Con el dorsal 10, el zurdo jugó 66 partidos en el circuito profesional nipón, en el cual registró average de 250, promedio de embasado de 282, 22 anotadas, cinco bases robadas, 45 inatrapables y 13 extrabases (diez dobles y tres jonrones).

–¿Qué valoración le das a tu primera temporada en Japón?

–Para ser mi primera experiencia como profesional, a ese nivel, fue bastante buena, pero de diez puntos, le doy siete. De entrada, cuando llegué, el Chiba Lotte estaba en último lugar y tuve que incorporarme tras solo un juego en las menores, y muy rápido me enfrenté a muchas cosas que no conocía. Al final es béisbol igual, pero tácticamente muy distinto al que se juega en América.

¿Cuáles son los detalles que más se te dificultaron?

–Me chocó bastante la parte táctica. Por ejemplo, allá no le dan tanto valor a que estés bateando 300, lo importante es que hagas tu trabajo. A mí, me exigían llegar a las bases, robar, anotar, pero si no cumplía con esas funciones un día, iba al banco, da igual si en la fecha anterior había dado tres jits.

«Son cuestiones a las que no estamos adaptados, pero me ayudó a mejorar mi enfoque y concentración, porque desde el dogout me podían llamar en cualquier momento de emergente, y tenía que aprovechar las oportunidades.

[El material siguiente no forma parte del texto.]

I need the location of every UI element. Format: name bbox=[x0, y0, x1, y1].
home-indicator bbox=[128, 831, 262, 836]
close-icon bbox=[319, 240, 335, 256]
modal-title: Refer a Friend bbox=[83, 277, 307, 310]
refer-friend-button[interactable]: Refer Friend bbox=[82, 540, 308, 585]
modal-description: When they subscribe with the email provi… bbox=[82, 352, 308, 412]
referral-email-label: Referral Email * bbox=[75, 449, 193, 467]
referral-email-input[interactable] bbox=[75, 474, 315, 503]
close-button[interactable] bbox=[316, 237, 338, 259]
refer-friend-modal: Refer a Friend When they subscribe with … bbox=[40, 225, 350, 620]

A la larga, entendí su pensamiento, le tomé el ritmo a la liga y me compenetré con el equipo, lo que ya la temporada estaba concluyendo».

–De Japón, generalmente se dice que cuesta adaptarse al idioma y al pitcheo, ¿cuáles fueron tus vivencias en estos dos aspectos?

–La barrera del idioma es compleja, porque casi no puedes hablar con los compañeros, transmitirles un mensaje durante el juego, animarlos. Ahí conversas con el traductor, lo que al final él no sabe tanto de pelota y se dificulta un poco la comunicación. Más o menos escapaba cuando coincidía con los latinos.

«Entre nosotros intercambiábamos sobre los pitcheos del rival y otras cuestiones, pero a veces los bajaban a Ligas Menores y me quedaba solo. Claro, con el tiempo entré en la familia del Lotte. Allí hay muchachos muy buenos y ellos se esforzaron porque me sintiera bien, tanto dentro como fuera del terreno.

«Sobre el pitcheo, es cierto que tiene una excelente calidad. Son muy inteligentes, trabajan mucho en tu zona fría, te estudian y son máquinas en el tema del control. No es imposible batearlo, pero se necesita mucho trabajo y enfoque para lograr turnos efectivos.»

–¿Qué cambiarías de tus vivencias en Japón?

–Me gustaría iniciar la temporada allá desde el spring training, porque comenzar ya a mitad de camino cuesta mucho trabajo. Incorporarme temprano me ayudaría a compenetrarme con mis compañeros, crecer en cuanto a team work y prepararme mejor. De cualquier manera, decidir todas esas cosas está fuera de mi alcance, pues solo el equipo puede solicitar mis servicios de nuevo, si mantienen el interés y renuevan mi contrato.»

–De regreso a Cuba…

–Rápido de vuelta con los Alazanes, que debían pasar los play off de comodines para seguir en la defensa del título. Tuve muy poco descanso, solo siete días, y entre cambio de horario, de clima, el cansancio es enorme. Poco a poco he ido entrando en calor, pero no soy una máquina, necesitó más tiempo para coger un respiro y que el cuerpo asimile mejor las cargas, así podré rendir a mi nivel.

–¿El bicampeonato es un sueño?

–Tenemos un equipo repleto de talento, con jóvenes de mucha calidad y experimentados que conocen bien la liga. En la primera ronda no se pudo hacer un trabajo a la altura del campeón, digamos, pero clasificamos, ya se incorporó Lázaro (Blanco) y en sentido general estamos más compactos. Hay que contar con nosotros.